Automatic certificate updates with existing SSL Certificate

Follow these steps for configuring HCL SafeLinx with ACME provider when SSL certificate already exists.

About this task

Setup procedure to support ACME providers:

Procedure

  1. Create HTTP Service on SafeLinx Server
    1. Navigate to SafeLinx server administration interface.
    2. Create/edit an HTTP service with the following configurations (some of below options might not be available in service create wizard, use service edit wizard for making mentioned changes):

      Service URL: Provide HTTPS URL on which HTTP service will be hosted.

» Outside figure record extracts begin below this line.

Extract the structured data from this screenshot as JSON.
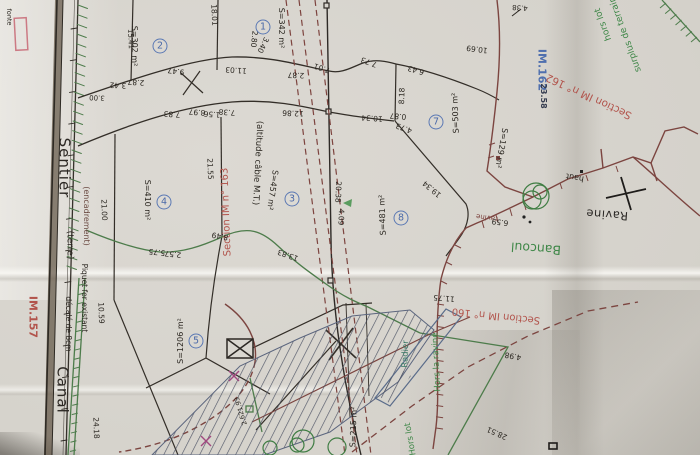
{
  "title": "Plan de bornage cadastral - sections IM, Ravine Bancoul",
  "roads": {
    "sentier": "Sentier",
    "terre": "(terre)",
    "canal": "Canal",
    "encadrement": "(encadrement)",
    "piquet": "Piquet fer existant",
    "piquet_offset": "décalé de 8cm",
    "fonte": "fonte"
  },
  "sections": {
    "im162": "Section IM n° 162",
    "im163": "Section IM n° 163",
    "im160": "Section IM n° 160"
  },
  "refs": {
    "im162": "IM.162",
    "im162_value": "23.58",
    "im157": "IM.157"
  },
  "notes": {
    "surplus1": "surplus de terrain",
    "surplus2": "hors lot",
    "cable": "(altitude câble M.T.)",
    "ravine": "Ravine",
    "bancoul": "Bancoul",
    "haut": "haut",
    "ravine_small": "ravine",
    "radier": "Radier",
    "hors_la_ravine": "Hors la ravine",
    "hors_lot": "Hors lot",
    "s129": "S=129 m²",
    "s215": "S=215 m²"
  },
  "parcels": [
    {
      "num": "1",
      "area": "S=342 m²",
      "cx": 263,
      "cy": 27,
      "ax": 281,
      "ay": 28,
      "ar": 90
    },
    {
      "num": "2",
      "area": "S=302 m²",
      "cx": 160,
      "cy": 46,
      "ax": 134,
      "ay": 46,
      "ar": 90
    },
    {
      "num": "3",
      "area": "S=457 m²",
      "cx": 292,
      "cy": 199,
      "ax": 272,
      "ay": 190,
      "ar": 98
    },
    {
      "num": "4",
      "area": "S=410 m²",
      "cx": 164,
      "cy": 202,
      "ax": 147,
      "ay": 200,
      "ar": 90
    },
    {
      "num": "5",
      "area": "S=1206 m²",
      "cx": 196,
      "cy": 341,
      "ax": 181,
      "ay": 341,
      "ar": 270
    },
    {
      "num": "7",
      "area": "S=503 m²",
      "cx": 436,
      "cy": 122,
      "ax": 456,
      "ay": 113,
      "ar": 268
    },
    {
      "num": "8",
      "area": "S=481 m²",
      "cx": 401,
      "cy": 218,
      "ax": 383,
      "ay": 215,
      "ar": 268
    }
  ],
  "dimensions": [
    {
      "t": "3.42",
      "x": 118,
      "y": 85,
      "r": 183
    },
    {
      "t": "2.87",
      "x": 136,
      "y": 82,
      "r": 183
    },
    {
      "t": "9.47",
      "x": 176,
      "y": 71,
      "r": 188
    },
    {
      "t": "11.03",
      "x": 236,
      "y": 70,
      "r": 184
    },
    {
      "t": "2.87",
      "x": 296,
      "y": 75,
      "r": 182
    },
    {
      "t": "7.01",
      "x": 322,
      "y": 68,
      "r": 198
    },
    {
      "t": "3.00",
      "x": 97,
      "y": 97,
      "r": 183,
      "s": 7
    },
    {
      "t": "7.83",
      "x": 172,
      "y": 114,
      "r": 184
    },
    {
      "t": "8.97",
      "x": 197,
      "y": 112,
      "r": 184
    },
    {
      "t": "1.56",
      "x": 212,
      "y": 114,
      "r": 184
    },
    {
      "t": "7.38",
      "x": 227,
      "y": 112,
      "r": 184
    },
    {
      "t": "12.86",
      "x": 293,
      "y": 113,
      "r": 182
    },
    {
      "t": "18.01",
      "x": 214,
      "y": 15,
      "r": 87
    },
    {
      "t": "15.41",
      "x": 130,
      "y": 39,
      "r": 88,
      "s": 7
    },
    {
      "t": "2.80",
      "x": 254,
      "y": 39,
      "r": 96
    },
    {
      "t": "3.40",
      "x": 263,
      "y": 45,
      "r": 116
    },
    {
      "t": "7.73",
      "x": 369,
      "y": 62,
      "r": 200
    },
    {
      "t": "6.43",
      "x": 416,
      "y": 70,
      "r": 196
    },
    {
      "t": "8.18",
      "x": 402,
      "y": 96,
      "r": 272
    },
    {
      "t": "0.87",
      "x": 398,
      "y": 116,
      "r": 185
    },
    {
      "t": "4.73",
      "x": 404,
      "y": 128,
      "r": 200
    },
    {
      "t": "10.34",
      "x": 372,
      "y": 118,
      "r": 184
    },
    {
      "t": "10.69",
      "x": 477,
      "y": 49,
      "r": 187
    },
    {
      "t": "4.38",
      "x": 520,
      "y": 7,
      "r": 184,
      "s": 7
    },
    {
      "t": "19.34",
      "x": 432,
      "y": 189,
      "r": 220
    },
    {
      "t": "13.83",
      "x": 288,
      "y": 255,
      "r": 200
    },
    {
      "t": "8.49",
      "x": 220,
      "y": 236,
      "r": 190
    },
    {
      "t": "5.75",
      "x": 157,
      "y": 252,
      "r": 186
    },
    {
      "t": "2.57",
      "x": 173,
      "y": 254,
      "r": 186
    },
    {
      "t": "21.00",
      "x": 104,
      "y": 210,
      "r": 88
    },
    {
      "t": "21.55",
      "x": 210,
      "y": 169,
      "r": 88
    },
    {
      "t": "10.59",
      "x": 101,
      "y": 313,
      "r": 88
    },
    {
      "t": "24.18",
      "x": 96,
      "y": 428,
      "r": 88
    },
    {
      "t": "28.51",
      "x": 497,
      "y": 433,
      "r": 204
    },
    {
      "t": "4.98",
      "x": 513,
      "y": 356,
      "r": 190
    },
    {
      "t": "6.59",
      "x": 500,
      "y": 222,
      "r": 187
    },
    {
      "t": "11.75",
      "x": 444,
      "y": 298,
      "r": 185
    },
    {
      "t": "20.38",
      "x": 338,
      "y": 192,
      "r": 92
    },
    {
      "t": "4.09",
      "x": 341,
      "y": 217,
      "r": 92
    },
    {
      "t": "1.93",
      "x": 239,
      "y": 404,
      "r": 252,
      "s": 6.5
    },
    {
      "t": "2.62",
      "x": 243,
      "y": 418,
      "r": 252,
      "s": 6.5
    }
  ],
  "colors": {
    "paper": "#d5d2cb",
    "ink": "#332e28",
    "maroon_line": "#7c4540",
    "green_line": "#4d7c4b",
    "blue_structure": "#5a6c8a",
    "red_label": "#b2544c",
    "blue_label": "#4f6fae",
    "hatch": "#4b5163",
    "magenta_mark": "#a0487f",
    "pink_box": "#cc7a84"
  }
}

      TCP port to listen on: 443 or any available port to allow requests for HTTP service.

      Enable Enable Automatic Certificate Update.

      Provide Certificate Store Server:port details (valid): <cert_store_server_name>:<port_number>

      Application server URL: NOAUTH http://<domino-server-url>/.well-known/ & add the required domino server URL. Add 80 to Redirect HTTP ports
      Note: AMCE HTTP-01 challenge should be listed and server on port 80.

      Select any Authentication Profile and other configurations as required.

  2. Submit Certificate Request from Certificate Store
    1. Access CertManager on the Domino server.
    2. Select Add TLS Credentials in the Certificate Store.
    3. Choose Create Exportable Key and set a strong password.
    4. Specify SafeLinx server name as Host names, Domino server with access in Server with access fields.
    5. Select ACME as Certificate provider and select corresponding ACME account.
    6. Update the other fields and Certificate Attributes.
    7. Submit the request.
    8. Use Export TLS credentials to export the generated certificate as a P12 file with the provided password.
      Note: This file will be used as the keyring file in SafeLinx configuration.
  3. Update SafeLinx Configuration
    1. Modify the existing SafeLinx configuration:

      Provide the path of the generated P12 file in PKCS12 keystore file.

      Update the Keystore password with the password used during P12 file generation.

      Configure the time interval for certificate updates, at Time interval to check for certificate updates (hrs) field.

      Keep 80 port entry in Redirect HTTP ports in the General tab.

    2. Save changes and restart the SafeLinx server for the changes to take effect.
  4. Access SafeLinx Service URL to verify the certificate details.

Results

You have successfully configured SafeLinx for the first time with an SSL certificate. The setup ensures secure communication between SafeLinx and other servers, with automatic certificate updates facilitated by CertManager and ACME providers.